Arvo Pärt at 90 review – impassioned and authoritative performances from Estonia’s finest

Tõnu Kaljuste conducted the Tallinn Chamber Orchestra and the Estonian Philharmonic Chamber Choir in a concert celebrating the composer’s haunting and hypnotic music
  
  

Tõnu Kaljuste conducts the Tallinn Chamber Orchestra and the Estonian Philharmonic Chamber Choir at  the Barbican Hall, London.
Hypnotic … Tõnu Kaljuste conducts the Tallinn Chamber Orchestra and the Estonian Philharmonic Chamber Choir at the Barbican Hall, London. Photograph: Mark Allan

Tucked away between Russia and the Baltic Sea, Estonia (population 1.3 million) has long punched above its musical weight. Veljo Tormis, Ester Mägi and Erkki-Sven Tüür are just the tip of the iceberg, while Arvo Pärt, 90 this year and the subject of this celebratory concert, regularly tops lists of the world’s most popular composers. Who better, then, to present his work than two of the country’s finest ensembles: the Tallinn Chamber Orchestra and the Estonian Philharmonic Chamber Choir.
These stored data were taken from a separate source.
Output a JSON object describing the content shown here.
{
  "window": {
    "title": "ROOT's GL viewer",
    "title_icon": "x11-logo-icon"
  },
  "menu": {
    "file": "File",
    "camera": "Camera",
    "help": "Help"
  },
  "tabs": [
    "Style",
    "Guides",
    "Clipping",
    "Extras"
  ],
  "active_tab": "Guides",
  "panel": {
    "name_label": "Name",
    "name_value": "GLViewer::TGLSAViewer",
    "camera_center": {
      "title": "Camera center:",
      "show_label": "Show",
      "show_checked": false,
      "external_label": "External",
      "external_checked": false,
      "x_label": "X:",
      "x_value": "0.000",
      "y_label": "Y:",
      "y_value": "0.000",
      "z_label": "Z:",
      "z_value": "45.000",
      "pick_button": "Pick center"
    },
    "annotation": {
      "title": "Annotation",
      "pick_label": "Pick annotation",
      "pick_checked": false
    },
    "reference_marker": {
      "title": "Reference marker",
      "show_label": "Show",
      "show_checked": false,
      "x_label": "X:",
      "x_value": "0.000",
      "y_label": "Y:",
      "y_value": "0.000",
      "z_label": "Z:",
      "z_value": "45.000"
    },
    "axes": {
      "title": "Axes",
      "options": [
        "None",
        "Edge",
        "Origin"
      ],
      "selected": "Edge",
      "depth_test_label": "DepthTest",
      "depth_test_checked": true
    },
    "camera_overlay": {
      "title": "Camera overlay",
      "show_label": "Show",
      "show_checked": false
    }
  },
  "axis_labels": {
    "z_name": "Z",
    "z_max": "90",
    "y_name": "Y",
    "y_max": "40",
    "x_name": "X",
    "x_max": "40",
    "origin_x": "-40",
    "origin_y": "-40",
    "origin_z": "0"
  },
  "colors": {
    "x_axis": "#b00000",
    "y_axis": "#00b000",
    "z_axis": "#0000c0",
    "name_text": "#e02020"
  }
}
Tõnu Kaljuste, who founded both, led authoritative performances, opening with an unusually impassioned account of the austerely meditative Cantus in Memoriam Benjamin Britten. String players leant into hypnotic musical lines urged on by the conductor’s’s fluttering left hand. Fratres received similarly insistent treatment, Harry Traksmann’s solo violin performing death-defying variations over orchestral iterations of the work’s modal melody. Mägi’s defiantly tonal Vesper tapped into a similar vein of hopeful simplicity.

Two substantial works demonstrated the choir’s preeminence in this music. Written in 2009, Adam’s Lament explores the father of humanity’s anguish following the expulsion from paradise. The music seems to hang its head one moment before bursting out in wodges of adjacent harmonies the next. Basses and tenors were especially powerful in a confident and disciplined reading.

The masterly Te Deum was composed in 1984 for three choirs, strings, prepared piano and wind harp (here represented by an electronic wash). Some of its reverberatory resonance was lost in the dry acoustic, the piano sounded tame, and the choirs could have been better separated for spatial effects. Nevertheless, committed singing ensured the sinuous medieval lines and pungent harmonies worked their magic.

The London premiere of L’abbé Agathon, a haunting tale of a hermit put to the test by a leper who turns out to be an angel, was a chance to hear a different side of a composer rarely credited as a musical dramatist. Trudging strings conjured a desert trek and pizzicatos a bustling market, with biting dissonances accompanying the needy outcast. Maria Listra held the audience spellbound throughout, her ethereal soprano spiralling higher and higher as the divine messenger disappeared into the heavens.